Digital Twins with Machine Learning for a Sustainable Future

Partners: London Hydro

In 2019, in the US, 1.72 billion metric tons of CO2 were generated by the electric power industry, 25% more than gasoline and diesel combined. As buildings represent 40% of the total energy consumption, improving building energy consumption is essential for achieving Canada’s objective of net-zero greenhouse gas emissions by 2050. Optimizing building performance requires technologies such as digital twins, artificial intelligence (AI), and Internet of Things. Digital Twin is a digital representation of the building that continually evolves and reflects the real-world building based on real-time data from sensing/IoT systems. On the other hand, Machine Learning (ML) enables insights into building dynamics and establishes a platform for learning about how people use the buildings. The objective of this project is to integrate digital twins with ML/AI for improved building energy modelling and real-time monitoring in support of net-zero targets. In collaboration with London Hydro, the Western team will create digital twin replicas of real-world buildings that reflect building operations through IoT sensors. AI/ML will be integrated to learn from historical data, provide energy forecasts, and assist in energy conservation. Combining these systems will improve our understanding of energy systems with associated energy consumption patterns and assist in identifying opportunities for Carbon reduction.

Researcher Biographies

Katarina Grolinger

Katarina GrolingerDr. Katarina Grolinger is an Associate Professor in the Department of Electrical and Computer Engineering at Western University, Canada, and a faculty affiliate at Vector Institute for Artificial Intelligence, Toronto. She serves as an Associate Editor for IEEE Transactions on Industrial Informatics and is on the editorial board of Smart Cities journal. In 2022, she was awarded the Engineering Junior Faculty Award for Excellence in Research by Western Engineering. Last three years, she has been chairing a resource allocation committee for Digital Research Alliance of Canada. According to Google Scholar, just in 2022, her work was cited over 850 times, and on Web of Science, three of her publications are among the top 1% most cited publications in their respective research area, publication year, and document type. Dr. Grolinger works on the intersection of machine learning and IoT: she is developing holistic and responsible machine learning solutions for smart systems in order to circumvent barriers to machine learning adoption in engineering practice and increase economic and social benefits of machine learning.

Girma Bitsuamlak

GirmaDr. Girma Bitsuamlak is a Professor of Wind Engineering and Director of Western University's WindEEE Research Facilities, including the WindEEE Dome, Boundary Layer Wind Tunnel, and Three Little Pigs Laboratories. He also leads the Sharcnet advanced research computing center. His research centers on wind-resilient built environment, focusing on two key areas: modeling the impact of extreme synoptic and non-synoptic wind phenomena on buildings e.g., hurricane and tornado, respectively; and unraveling the interplay between aerodynamics and other micro-climate factors for sustainable building design and integrating them with digital twin. Dr. Bitsuamlak's research combines computational fluid dynamics-based simulations using high-performance computing with physical experiments at the WindEEE Research Facilities (www.windeee.ca).

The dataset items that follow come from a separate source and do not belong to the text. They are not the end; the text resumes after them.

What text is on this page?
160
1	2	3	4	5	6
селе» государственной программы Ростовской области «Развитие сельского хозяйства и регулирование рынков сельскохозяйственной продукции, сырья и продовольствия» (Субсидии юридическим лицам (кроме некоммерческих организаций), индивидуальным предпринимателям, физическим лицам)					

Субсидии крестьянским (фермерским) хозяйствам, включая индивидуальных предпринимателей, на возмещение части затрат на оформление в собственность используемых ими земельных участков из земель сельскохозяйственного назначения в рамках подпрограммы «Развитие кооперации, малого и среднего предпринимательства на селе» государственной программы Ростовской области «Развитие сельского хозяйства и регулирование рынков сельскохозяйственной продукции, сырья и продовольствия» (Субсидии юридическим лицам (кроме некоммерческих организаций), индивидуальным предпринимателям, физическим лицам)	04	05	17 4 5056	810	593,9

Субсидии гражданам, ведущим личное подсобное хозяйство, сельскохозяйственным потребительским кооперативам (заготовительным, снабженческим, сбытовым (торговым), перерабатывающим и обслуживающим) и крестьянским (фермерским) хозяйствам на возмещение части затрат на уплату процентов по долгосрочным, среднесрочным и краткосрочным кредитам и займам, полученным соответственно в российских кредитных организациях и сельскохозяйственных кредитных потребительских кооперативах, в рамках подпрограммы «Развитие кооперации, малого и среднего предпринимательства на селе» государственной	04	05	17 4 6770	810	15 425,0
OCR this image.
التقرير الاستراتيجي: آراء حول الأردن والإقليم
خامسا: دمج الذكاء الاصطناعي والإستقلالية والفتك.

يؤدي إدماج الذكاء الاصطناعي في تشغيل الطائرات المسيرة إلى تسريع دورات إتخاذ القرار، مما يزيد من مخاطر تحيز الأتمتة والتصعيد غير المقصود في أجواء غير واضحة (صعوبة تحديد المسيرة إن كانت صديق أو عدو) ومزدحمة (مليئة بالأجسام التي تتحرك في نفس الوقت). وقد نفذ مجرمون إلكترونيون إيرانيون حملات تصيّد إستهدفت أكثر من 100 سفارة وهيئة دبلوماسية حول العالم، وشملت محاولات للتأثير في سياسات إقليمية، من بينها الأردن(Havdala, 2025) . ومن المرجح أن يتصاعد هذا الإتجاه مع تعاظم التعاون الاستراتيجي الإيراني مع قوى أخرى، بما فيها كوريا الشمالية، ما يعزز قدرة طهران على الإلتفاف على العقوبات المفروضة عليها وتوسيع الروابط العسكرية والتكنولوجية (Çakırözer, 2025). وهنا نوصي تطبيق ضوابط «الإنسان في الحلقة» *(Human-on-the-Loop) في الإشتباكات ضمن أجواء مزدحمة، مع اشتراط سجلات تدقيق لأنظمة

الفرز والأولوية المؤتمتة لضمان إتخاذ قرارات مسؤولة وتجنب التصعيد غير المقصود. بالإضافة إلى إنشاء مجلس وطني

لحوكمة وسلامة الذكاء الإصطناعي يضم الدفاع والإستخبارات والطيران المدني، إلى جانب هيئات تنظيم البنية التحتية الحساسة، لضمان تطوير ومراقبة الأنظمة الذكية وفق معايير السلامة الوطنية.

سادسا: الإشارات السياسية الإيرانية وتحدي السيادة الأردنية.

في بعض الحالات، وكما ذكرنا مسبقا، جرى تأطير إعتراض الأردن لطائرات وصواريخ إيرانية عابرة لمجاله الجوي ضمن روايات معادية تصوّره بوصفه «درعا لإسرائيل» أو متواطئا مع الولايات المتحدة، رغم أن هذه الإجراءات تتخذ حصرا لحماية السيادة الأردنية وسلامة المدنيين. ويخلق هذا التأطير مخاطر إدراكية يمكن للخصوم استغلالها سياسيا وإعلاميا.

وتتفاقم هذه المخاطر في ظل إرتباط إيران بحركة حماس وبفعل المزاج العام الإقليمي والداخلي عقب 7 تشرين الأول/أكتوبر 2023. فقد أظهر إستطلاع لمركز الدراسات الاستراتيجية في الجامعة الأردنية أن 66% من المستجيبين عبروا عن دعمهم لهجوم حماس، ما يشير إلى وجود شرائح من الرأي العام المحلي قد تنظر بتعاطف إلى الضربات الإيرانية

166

He is a Fellow of the Canadian Society of Civil Engineers and has published over 200 peer-reviewed articles in journals and conference proceedings focused on wind engineering and building science, employing both computational and experimental approaches. He recently completed two terms as a Canada Research Chair in Wind Engineering.

Miriam Capretz

Miriam CapretzDr. Miriam Capretz is a Professor of Software Engineering in the Department of Electrical and Computer Engineering and the Associate Dean, Research in the Faculty of Engineering at Western University.  Her research focuses on software development in the context of energy efficiency and enhanced use of electrical energy. Data management and machine learning are the main drivers fueling key data science innovations. Her work focuses on the intersection of these two research fields, investigating significant research problems and their associated challenges in the energy sector. She is a senior member of IEEE and ACM (Association for Computing Machinery). She is also an Associate Scientist with the Lawson Health Research Institute.